Domain Experts' Interpretations of Assessment Bias in a Scaled, Online Computer Science Curriculum

Abstract

Understanding inequity at scale is necessary for designing equitable online learning experiences, but also difficult. Statistical techniques like differential item functioning (DIF) can help identify whether items/questions in an assessment exhibit potential bias by disadvantaging certain groups (e.g. whether item disadvantages woman vs man of equivalent knowledge). While testing companies typically use DIF to identify items to remove, we explored how domain-experts such as curriculum designers could use DIF to better understand how to design instructional materials to better serve students from diverse groups. Using Code.org’s online Computer Science Discoveries (CSD) curriculum, we analyzed 139,097 responses from 19,617 students to identify DIF by gender and race in assessment items (e.g. multiple choice questions).
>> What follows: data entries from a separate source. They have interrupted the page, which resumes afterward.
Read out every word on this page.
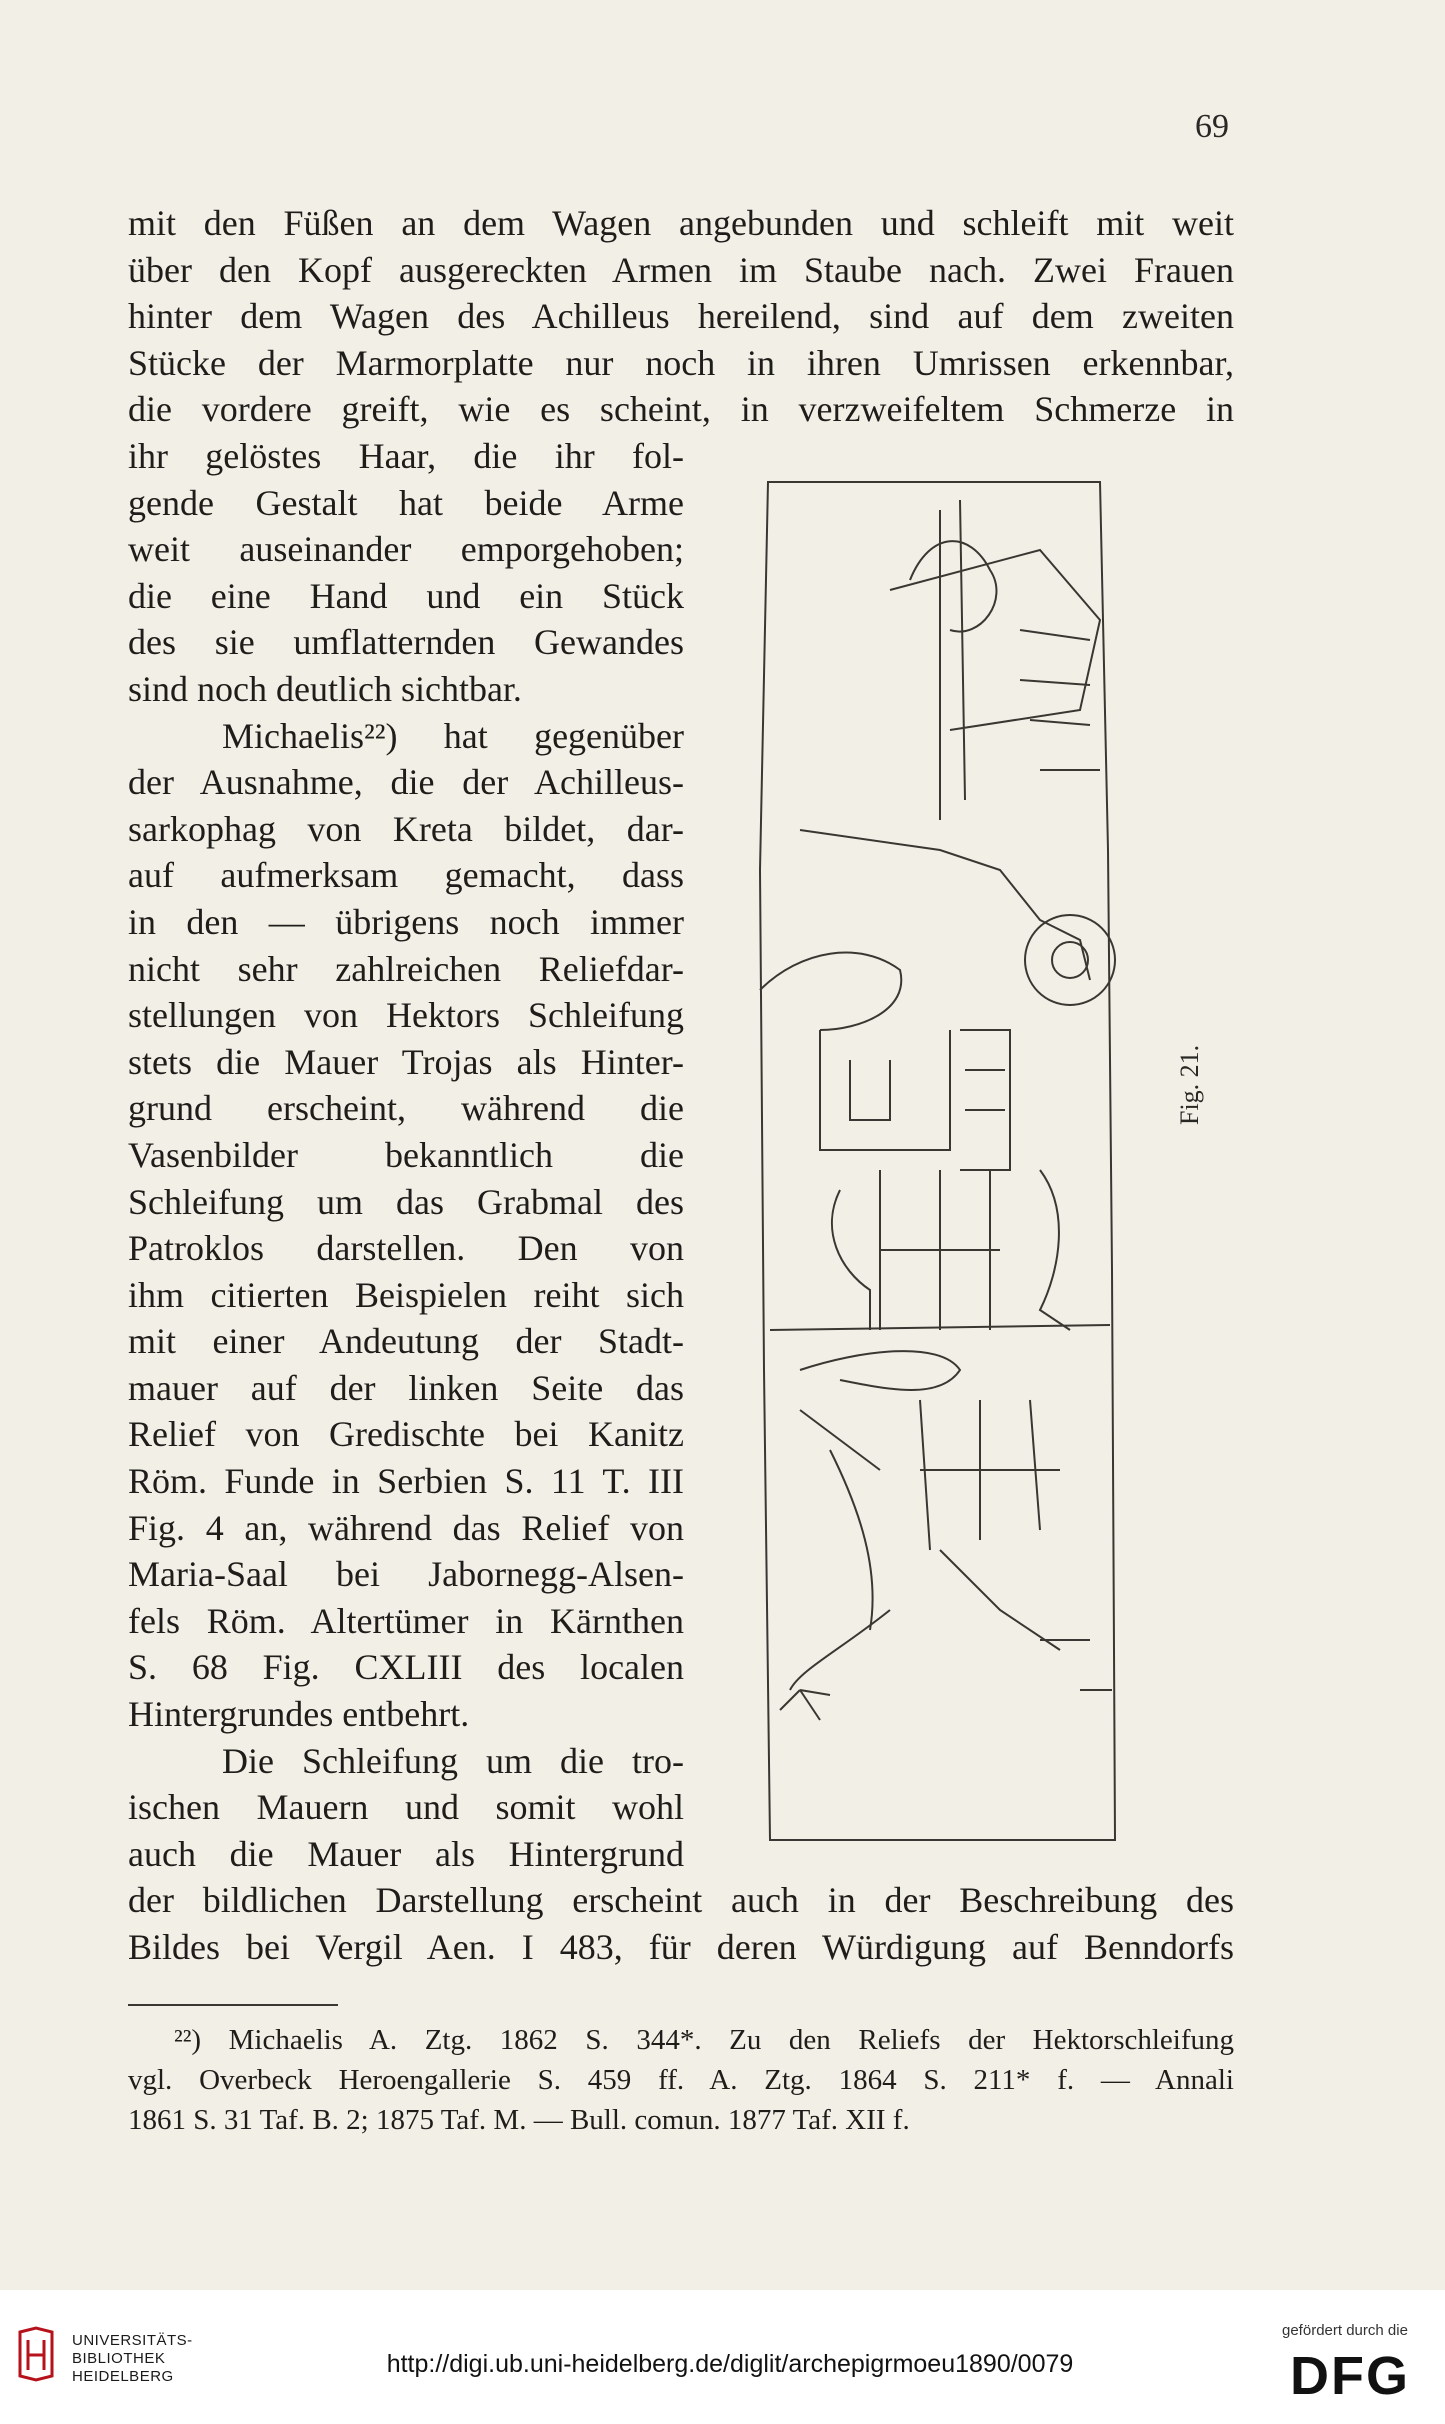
69
mit den Füßen an dem Wagen angebunden und schleift mit weit
über den Kopf ausgereckten Armen im Staube nach. Zwei Frauen
hinter dem Wagen des Achilleus hereilend, sind auf dem zweiten
Stücke der Marmorplatte nur noch in ihren Umrissen erkennbar,
die vordere greift, wie es scheint, in verzweifeltem Schmerze in
ihr gelöstes Haar, die ihr fol-
gende Gestalt hat beide Arme
weit auseinander emporgehoben;
die eine Hand und ein Stück
des sie umflatternden Gewandes
sind noch deutlich sichtbar.
Michaelis²²) hat gegenüber
der Ausnahme, die der Achilleus-
sarkophag von Kreta bildet, dar-
auf aufmerksam gemacht, dass
in den — übrigens noch immer
nicht sehr zahlreichen Reliefdar-
stellungen von Hektors Schleifung
stets die Mauer Trojas als Hinter-
grund erscheint, während die
Vasenbilder bekanntlich die
Schleifung um das Grabmal des
Patroklos darstellen. Den von
ihm citierten Beispielen reiht sich
mit einer Andeutung der Stadt-
mauer auf der linken Seite das
Relief von Gredischte bei Kanitz
Röm. Funde in Serbien S. 11 T. III
Fig. 4 an, während das Relief von
Maria-Saal bei Jabornegg-Alsen-
fels Röm. Altertümer in Kärnthen
S. 68 Fig. CXLIII des localen
Hintergrundes entbehrt.
Die Schleifung um die tro-
ischen Mauern und somit wohl
auch die Mauer als Hintergrund
der bildlichen Darstellung erscheint auch in der Beschreibung des
Bildes bei Vergil Aen. I 483, für deren Würdigung auf Benndorfs
²²) Michaelis A. Ztg. 1862 S. 344*. Zu den Reliefs der Hektorschleifung
vgl. Overbeck Heroengallerie S. 459 ff. A. Ztg. 1864 S. 211* f. — Annali
1861 S. 31 Taf. B. 2; 1875 Taf. M. — Bull. comun. 1877 Taf. XII f.
Fig. 21.
UNIVERSITÄTS-
BIBLIOTHEK
HEIDELBERG	http://digi.ub.uni-heidelberg.de/diglit/archepigrmoeu1890/0079
gefördert durch die
DFG
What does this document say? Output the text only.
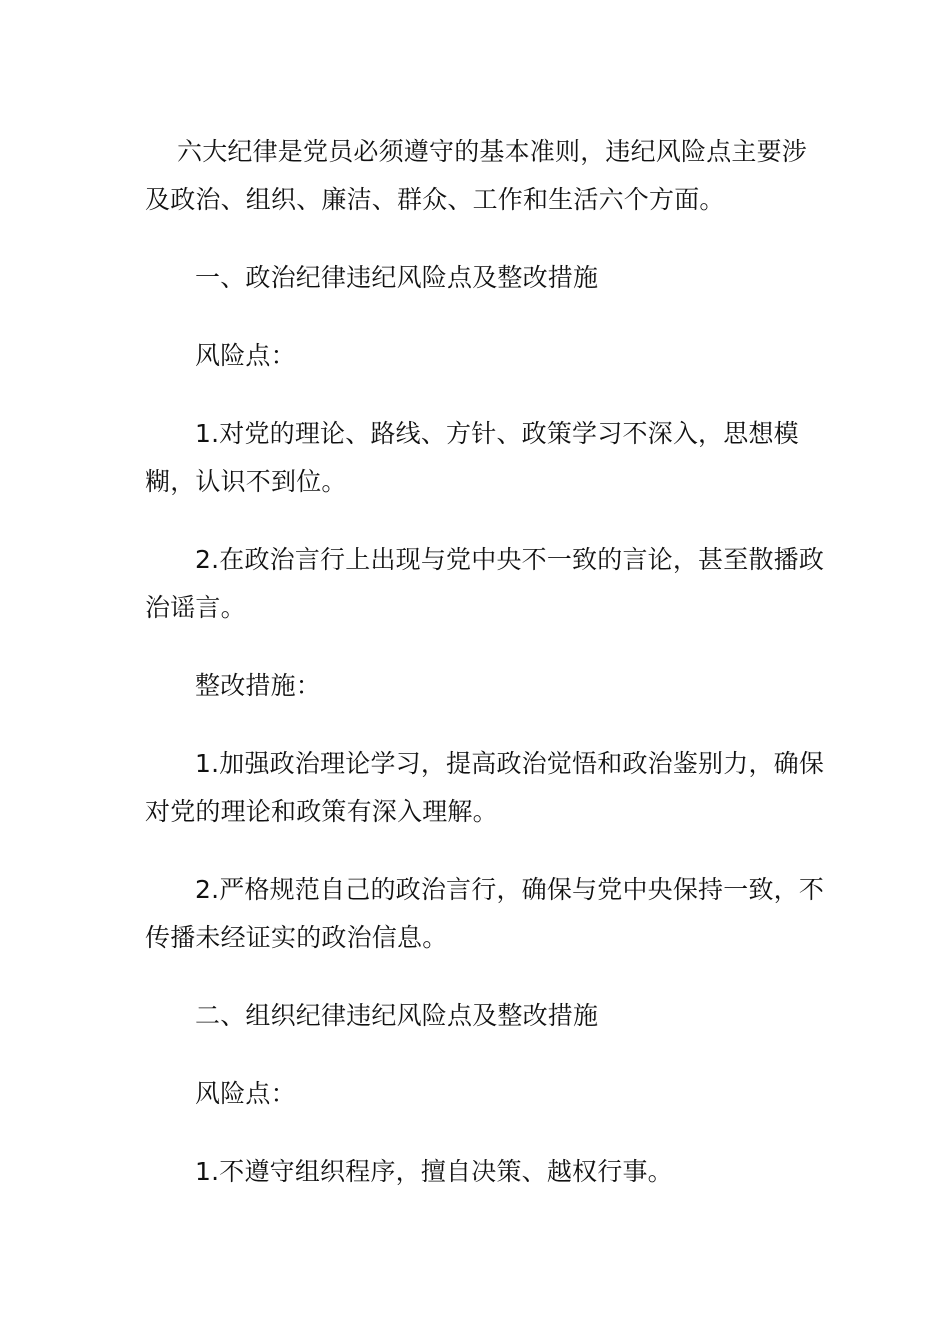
六大纪律是党员必须遵守的基本准则，违纪风险点主要涉及政治、组织、廉洁、群众、工作和生活六个方面。

一、政治纪律违纪风险点及整改措施

风险点：

1.对党的理论、路线、方针、政策学习不深入，思想模糊，认识不到位。

2.在政治言行上出现与党中央不一致的言论，甚至散播政治谣言。

整改措施：

1.加强政治理论学习，提高政治觉悟和政治鉴别力，确保对党的理论和政策有深入理解。

2.严格规范自己的政治言行，确保与党中央保持一致，不传播未经证实的政治信息。

二、组织纪律违纪风险点及整改措施

风险点：

1.不遵守组织程序，擅自决策、越权行事。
Of the 17 items, we identified six that disadvantaged students who reported as female when compared to students who reported as non-binary or male. We also identified that most (13) items disadvantaged AHNP (African/Black, Hispanic/Latinx, Native American/Alaskan Native, Pacific Islander) students compared to WA (white, Asian) students. We then conducted a workshop and interviews with seven curriculum designers and found that they interpreted item bias relative to an intersection of item features and student identity, the broader curriculum, and differing uses for assessments. We interpreted these findings in the broader context of using data on assessment bias to inform domain-experts’ efforts to design more equitable learning experiences.